Remove the string from the boned and rolled leg of lamb and open it out flat. Take two long metal skewers and thread through the meat corner to corner. This not only holds the meat together but also helps it cook evenly all over.

Step 2

Place the soy sauce, orange zest and juice, mustard, garlic cloves and thyme leaves into a large, deep oven-proof dish and stir well. Remember that the dish must be large enough to accommodate your joint of lamb.

Step 3

Now, place the lamb into the dish and turn it to coat with marinade. Cover and place in the fridge to marinate for approx. 1 hour or longer if you can.

Step 4

Fire up the BBQ, or, if the British summer has struck again, preheat the oven to 190ºC/170ºC fan/gas mark 5.

Step 5

The lamb can now be cooked on the BBQ (lidded BBQs are best) or you can cook it in the preheated oven.

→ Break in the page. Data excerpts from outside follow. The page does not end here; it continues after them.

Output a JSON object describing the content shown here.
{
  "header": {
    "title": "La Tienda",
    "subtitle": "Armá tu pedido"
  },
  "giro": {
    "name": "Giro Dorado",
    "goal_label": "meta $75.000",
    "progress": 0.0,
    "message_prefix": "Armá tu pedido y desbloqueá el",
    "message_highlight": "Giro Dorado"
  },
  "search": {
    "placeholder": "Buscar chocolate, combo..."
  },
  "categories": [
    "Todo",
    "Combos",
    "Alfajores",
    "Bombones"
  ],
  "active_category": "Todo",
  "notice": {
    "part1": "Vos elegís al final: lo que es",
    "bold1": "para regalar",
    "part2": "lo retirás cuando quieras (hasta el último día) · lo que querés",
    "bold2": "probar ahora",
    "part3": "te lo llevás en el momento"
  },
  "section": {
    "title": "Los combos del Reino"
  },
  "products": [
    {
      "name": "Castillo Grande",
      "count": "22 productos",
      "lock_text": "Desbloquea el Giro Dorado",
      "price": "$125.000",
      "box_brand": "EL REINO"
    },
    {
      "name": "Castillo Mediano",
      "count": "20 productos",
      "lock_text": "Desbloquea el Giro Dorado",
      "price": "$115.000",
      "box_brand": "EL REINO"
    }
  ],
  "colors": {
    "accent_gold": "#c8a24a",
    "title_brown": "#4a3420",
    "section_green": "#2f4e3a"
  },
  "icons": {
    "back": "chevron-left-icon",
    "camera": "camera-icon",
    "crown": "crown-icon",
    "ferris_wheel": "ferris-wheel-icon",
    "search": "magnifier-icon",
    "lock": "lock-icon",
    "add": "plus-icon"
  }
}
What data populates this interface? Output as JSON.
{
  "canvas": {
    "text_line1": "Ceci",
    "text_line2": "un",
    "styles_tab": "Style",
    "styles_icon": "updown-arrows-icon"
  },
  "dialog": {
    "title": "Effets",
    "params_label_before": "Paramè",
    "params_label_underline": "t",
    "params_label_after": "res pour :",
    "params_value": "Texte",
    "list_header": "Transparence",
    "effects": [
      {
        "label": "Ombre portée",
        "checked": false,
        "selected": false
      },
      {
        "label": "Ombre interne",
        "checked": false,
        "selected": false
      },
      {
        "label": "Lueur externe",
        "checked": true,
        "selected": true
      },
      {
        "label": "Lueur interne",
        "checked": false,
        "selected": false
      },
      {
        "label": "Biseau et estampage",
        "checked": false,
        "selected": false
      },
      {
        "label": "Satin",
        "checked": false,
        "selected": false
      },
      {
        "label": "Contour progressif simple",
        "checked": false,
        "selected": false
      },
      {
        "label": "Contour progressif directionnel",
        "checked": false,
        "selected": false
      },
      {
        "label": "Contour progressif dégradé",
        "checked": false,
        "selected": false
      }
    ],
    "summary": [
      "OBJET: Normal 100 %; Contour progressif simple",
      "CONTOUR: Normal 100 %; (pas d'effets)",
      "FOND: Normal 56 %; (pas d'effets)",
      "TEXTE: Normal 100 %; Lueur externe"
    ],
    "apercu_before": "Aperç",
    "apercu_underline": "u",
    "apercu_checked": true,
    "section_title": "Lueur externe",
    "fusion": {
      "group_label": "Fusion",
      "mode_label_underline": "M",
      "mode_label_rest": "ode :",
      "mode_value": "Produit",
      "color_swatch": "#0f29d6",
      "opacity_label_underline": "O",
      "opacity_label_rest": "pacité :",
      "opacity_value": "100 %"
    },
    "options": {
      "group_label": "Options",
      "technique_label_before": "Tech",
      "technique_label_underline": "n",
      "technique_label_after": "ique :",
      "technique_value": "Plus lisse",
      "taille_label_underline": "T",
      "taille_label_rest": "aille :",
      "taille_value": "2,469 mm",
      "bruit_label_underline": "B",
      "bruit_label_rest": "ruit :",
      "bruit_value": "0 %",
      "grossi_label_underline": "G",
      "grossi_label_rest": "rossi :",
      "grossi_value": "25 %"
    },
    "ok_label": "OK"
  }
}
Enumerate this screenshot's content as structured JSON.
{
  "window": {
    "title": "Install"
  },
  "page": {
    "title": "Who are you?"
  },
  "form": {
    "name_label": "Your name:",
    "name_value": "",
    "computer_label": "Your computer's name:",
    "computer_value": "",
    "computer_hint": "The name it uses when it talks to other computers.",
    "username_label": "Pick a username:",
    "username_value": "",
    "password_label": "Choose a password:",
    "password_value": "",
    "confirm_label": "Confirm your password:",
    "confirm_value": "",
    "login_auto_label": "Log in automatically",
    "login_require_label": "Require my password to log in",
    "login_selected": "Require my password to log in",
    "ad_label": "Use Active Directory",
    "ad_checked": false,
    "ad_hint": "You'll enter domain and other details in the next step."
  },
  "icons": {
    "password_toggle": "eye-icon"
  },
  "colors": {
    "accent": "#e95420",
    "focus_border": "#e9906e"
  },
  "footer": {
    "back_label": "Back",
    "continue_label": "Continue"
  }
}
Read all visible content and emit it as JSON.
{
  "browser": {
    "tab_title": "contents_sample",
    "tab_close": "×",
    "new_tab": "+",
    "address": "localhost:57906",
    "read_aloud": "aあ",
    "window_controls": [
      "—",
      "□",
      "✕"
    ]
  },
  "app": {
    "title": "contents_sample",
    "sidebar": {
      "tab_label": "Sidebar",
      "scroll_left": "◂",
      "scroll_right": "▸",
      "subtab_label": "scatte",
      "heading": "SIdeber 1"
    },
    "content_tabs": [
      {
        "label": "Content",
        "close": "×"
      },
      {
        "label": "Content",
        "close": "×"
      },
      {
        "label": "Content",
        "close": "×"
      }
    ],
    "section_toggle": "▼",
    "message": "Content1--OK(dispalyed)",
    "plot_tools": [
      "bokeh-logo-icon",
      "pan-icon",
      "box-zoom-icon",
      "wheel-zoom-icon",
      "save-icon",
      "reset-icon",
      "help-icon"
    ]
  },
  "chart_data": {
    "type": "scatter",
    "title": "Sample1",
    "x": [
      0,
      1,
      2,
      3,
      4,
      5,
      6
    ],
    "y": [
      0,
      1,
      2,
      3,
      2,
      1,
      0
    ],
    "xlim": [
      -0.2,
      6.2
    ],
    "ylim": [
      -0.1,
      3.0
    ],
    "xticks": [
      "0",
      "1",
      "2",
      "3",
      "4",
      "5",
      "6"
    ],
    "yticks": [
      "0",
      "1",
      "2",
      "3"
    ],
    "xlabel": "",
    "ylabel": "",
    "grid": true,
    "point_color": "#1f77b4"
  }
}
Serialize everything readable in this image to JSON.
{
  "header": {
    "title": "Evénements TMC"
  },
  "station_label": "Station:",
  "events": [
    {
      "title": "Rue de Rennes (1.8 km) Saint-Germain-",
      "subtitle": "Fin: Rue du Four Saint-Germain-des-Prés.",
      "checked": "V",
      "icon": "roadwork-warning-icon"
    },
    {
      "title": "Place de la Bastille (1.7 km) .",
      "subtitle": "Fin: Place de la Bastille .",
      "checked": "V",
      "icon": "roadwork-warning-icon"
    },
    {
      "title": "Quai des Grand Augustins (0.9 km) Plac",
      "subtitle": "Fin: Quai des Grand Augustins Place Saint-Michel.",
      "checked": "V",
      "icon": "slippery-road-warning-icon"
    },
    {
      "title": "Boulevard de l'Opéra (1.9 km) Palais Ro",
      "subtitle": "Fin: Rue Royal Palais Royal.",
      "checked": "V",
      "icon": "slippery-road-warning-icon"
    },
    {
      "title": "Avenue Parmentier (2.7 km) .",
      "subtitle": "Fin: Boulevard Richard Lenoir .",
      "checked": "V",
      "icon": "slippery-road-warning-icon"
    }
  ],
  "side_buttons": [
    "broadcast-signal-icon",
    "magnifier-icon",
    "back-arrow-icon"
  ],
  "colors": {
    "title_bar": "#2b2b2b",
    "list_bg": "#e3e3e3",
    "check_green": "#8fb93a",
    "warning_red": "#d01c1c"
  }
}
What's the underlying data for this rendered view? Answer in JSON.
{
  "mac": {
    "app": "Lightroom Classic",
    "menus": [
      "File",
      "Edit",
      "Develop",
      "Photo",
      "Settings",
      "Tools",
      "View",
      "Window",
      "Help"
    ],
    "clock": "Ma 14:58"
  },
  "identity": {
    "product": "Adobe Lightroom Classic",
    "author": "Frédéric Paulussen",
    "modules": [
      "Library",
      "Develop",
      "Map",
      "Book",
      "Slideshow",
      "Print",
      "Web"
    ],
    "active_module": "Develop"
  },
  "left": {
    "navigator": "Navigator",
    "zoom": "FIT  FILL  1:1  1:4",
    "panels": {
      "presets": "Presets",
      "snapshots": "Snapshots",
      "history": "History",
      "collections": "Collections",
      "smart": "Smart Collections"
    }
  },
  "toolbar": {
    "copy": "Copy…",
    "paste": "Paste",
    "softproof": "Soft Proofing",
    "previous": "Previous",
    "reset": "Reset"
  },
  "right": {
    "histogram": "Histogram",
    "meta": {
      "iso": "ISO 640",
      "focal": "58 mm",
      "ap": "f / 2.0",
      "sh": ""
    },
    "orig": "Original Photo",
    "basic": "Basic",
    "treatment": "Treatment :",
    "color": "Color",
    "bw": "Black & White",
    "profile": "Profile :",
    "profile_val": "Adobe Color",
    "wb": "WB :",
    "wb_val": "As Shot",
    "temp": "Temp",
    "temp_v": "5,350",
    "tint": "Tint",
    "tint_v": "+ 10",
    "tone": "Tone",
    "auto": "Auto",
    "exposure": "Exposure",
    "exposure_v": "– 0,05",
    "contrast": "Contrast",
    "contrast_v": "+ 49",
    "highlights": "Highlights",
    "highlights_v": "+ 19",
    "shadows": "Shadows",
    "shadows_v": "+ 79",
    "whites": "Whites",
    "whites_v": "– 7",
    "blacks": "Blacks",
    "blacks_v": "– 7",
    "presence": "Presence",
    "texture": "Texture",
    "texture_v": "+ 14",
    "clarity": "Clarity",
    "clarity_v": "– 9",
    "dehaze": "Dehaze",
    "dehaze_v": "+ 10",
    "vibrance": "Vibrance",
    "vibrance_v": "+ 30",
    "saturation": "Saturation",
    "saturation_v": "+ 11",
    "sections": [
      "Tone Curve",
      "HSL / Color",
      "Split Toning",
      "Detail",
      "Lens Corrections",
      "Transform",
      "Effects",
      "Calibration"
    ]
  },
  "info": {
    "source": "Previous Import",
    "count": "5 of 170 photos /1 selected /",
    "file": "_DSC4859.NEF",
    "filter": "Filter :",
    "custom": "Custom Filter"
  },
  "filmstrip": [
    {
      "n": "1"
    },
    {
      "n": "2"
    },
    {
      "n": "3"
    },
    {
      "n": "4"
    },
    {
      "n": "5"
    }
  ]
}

If cooking on the BBQ, transfer the marinade from the dish to a small saucepan and set aside for later.

Step 6

Cook for about 40-50 mins or until the centre of the joint probes at around 70ºC using a food thermometer. The thinner the joint of lamb, the quicker it will cook. Once the meat is cooked, remove it to a platter and cover to keep warm. Transfer the marinade from the roasting dish into a small saucepan (if you cooked the lamb in the oven) and boil rapidly to reduce it until it is thick and sticky. Do the same with the marinade you set aside before cooking the lamb if you cooked it on the BBQ. Pour the reduced marinade all over the lamb to create a sticky glaze.

Step 7

Serve the lamb with your choice of sides, but jacket potatoes and a salad of mixed leaves, chicory and orange wedges works wonderfully.